I append a couple of extracts from Memoranda made by me in 1902, when I was Commander-in-Chief of the Mediterranean Fleet.

“Here we see 5,000 of these offensive floating mines laid down off Port Arthur, covering a wider space than the English Channel, and we, so far, have none, nor any vessel yet fitted! What a scandal! For a purpose unnecessary to be detailed here, it is absolutely obligatory for us to have these mines instantly for war against Germany. They are an imperative strategic necessity, and must be got at once.”

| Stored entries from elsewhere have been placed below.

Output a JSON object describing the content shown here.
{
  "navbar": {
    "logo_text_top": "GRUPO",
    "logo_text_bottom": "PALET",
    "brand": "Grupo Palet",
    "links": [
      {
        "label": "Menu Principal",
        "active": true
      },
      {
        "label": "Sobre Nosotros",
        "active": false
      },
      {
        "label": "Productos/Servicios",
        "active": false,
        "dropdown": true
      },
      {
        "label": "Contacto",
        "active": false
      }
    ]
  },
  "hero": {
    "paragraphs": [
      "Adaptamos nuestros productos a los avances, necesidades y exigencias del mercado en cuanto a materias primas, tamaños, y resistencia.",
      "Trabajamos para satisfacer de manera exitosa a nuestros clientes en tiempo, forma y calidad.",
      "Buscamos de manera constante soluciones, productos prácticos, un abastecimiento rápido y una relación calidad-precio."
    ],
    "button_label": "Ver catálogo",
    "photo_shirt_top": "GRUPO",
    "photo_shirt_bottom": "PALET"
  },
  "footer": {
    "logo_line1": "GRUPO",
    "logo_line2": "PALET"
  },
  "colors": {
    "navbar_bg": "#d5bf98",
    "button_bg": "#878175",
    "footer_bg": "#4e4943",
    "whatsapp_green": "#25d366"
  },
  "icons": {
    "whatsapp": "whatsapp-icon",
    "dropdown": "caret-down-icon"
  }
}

Automatic Dropping Mines for Ocean Use.

“The question of the use of these mines as an adjunct to a Battle Fleet in a Fleet action has not been put forward so strongly as desirable as compared with their use for preventing ingress or egress to a port. They can be used with facility in the open sea in depths up to 150 fathoms. There is no question that they could be employed with immense effect to protect the rear of a retreating Fleet. This type of mine is quite different to the blockade mine. They are offensive mines. Is it wise, indeed is it prudent not to acquaint ourselves, by exhaustive trials, what the possibility of such a weapon may be, and how it may be counteracted?”

CHAPTER XVI
THE NAVY IN THE WAR

Scapa Flow.

Ages before the War, but after I became First Sea Lord on Trafalgar Day, 1904, I was sitting locked up in a secluded room that I had mis-appropriated at the Admiralty, looking at a chart of the North Sea, and playing with a pair of compasses, when these thoughts came into my mind! “Those d—d Germans, if dear old Tirpitz is only far-seeing enough, will multiply means of ‘dishing’ a blockade by making the life of surface ships near the coast line a burden to them by submarines and destroyers. (At this time the Germans had only one submarine, and she a failure!) Also, as their radius of action grows through the marvellous oil engine, and ‘internal combustion’ changes the face of sea war, we must have our British Fleet so placed at such a distance from hostile attack that our Force off the Enemy’s Coast will cut off his marauders at daylight in the morning on their marauding return.” I put that safe distance for the British Fleet on my compasses and swept a circle, and behold it came to a large inland land-locked sheet of water, but there was no name to it on the chart and no soundings in it put on the chart. I sent for the Hydrographer, and pointing to the spot, I said: “Bring me the large scale chart. What’s its name?” He didn’t know. He would find out.

He was a d—d long time away, and I rang the bell twice and sent him word each time that I was getting angry!

When he turned up, he said it hadn’t been properly surveyed, and he believed it was called Scapa Flow! So up went a surveying ship about an hour afterwards, and discovered, though the current raged through the Pentland Firth at sometimes 14 knots, yet inside this huge secluded basin it was comparatively a stagnant pool! Wasn’t that another proof that we are the ten lost tribes of Israel? And the Fleet went there forty-eight hours before the War, and a German in the German Fleet wrote to his father to say how it had been intended to torpedo the British Fleet, but it had left unexpectedly sooner for this Northern “Unknown!” Also, he said in his letter that Jellicoe’s appointment as Admiralissimo was very painful to them as they knew of his extreme skill in the British Naval Manœuvres of 1913. Also, thirdly, he added to his Papa that it was a d—d nuisance we had bagged the two Turkish Dreadnoughts in the Tyne the very day they were ready to start, as they belonged to Germany!

The mention of Jellicoe reminds me of Yamamoto saying to me that, just before their War with Russia, he had superseded a splendid Admiral loved by his Fleet, because Togo was “just a little better!!!”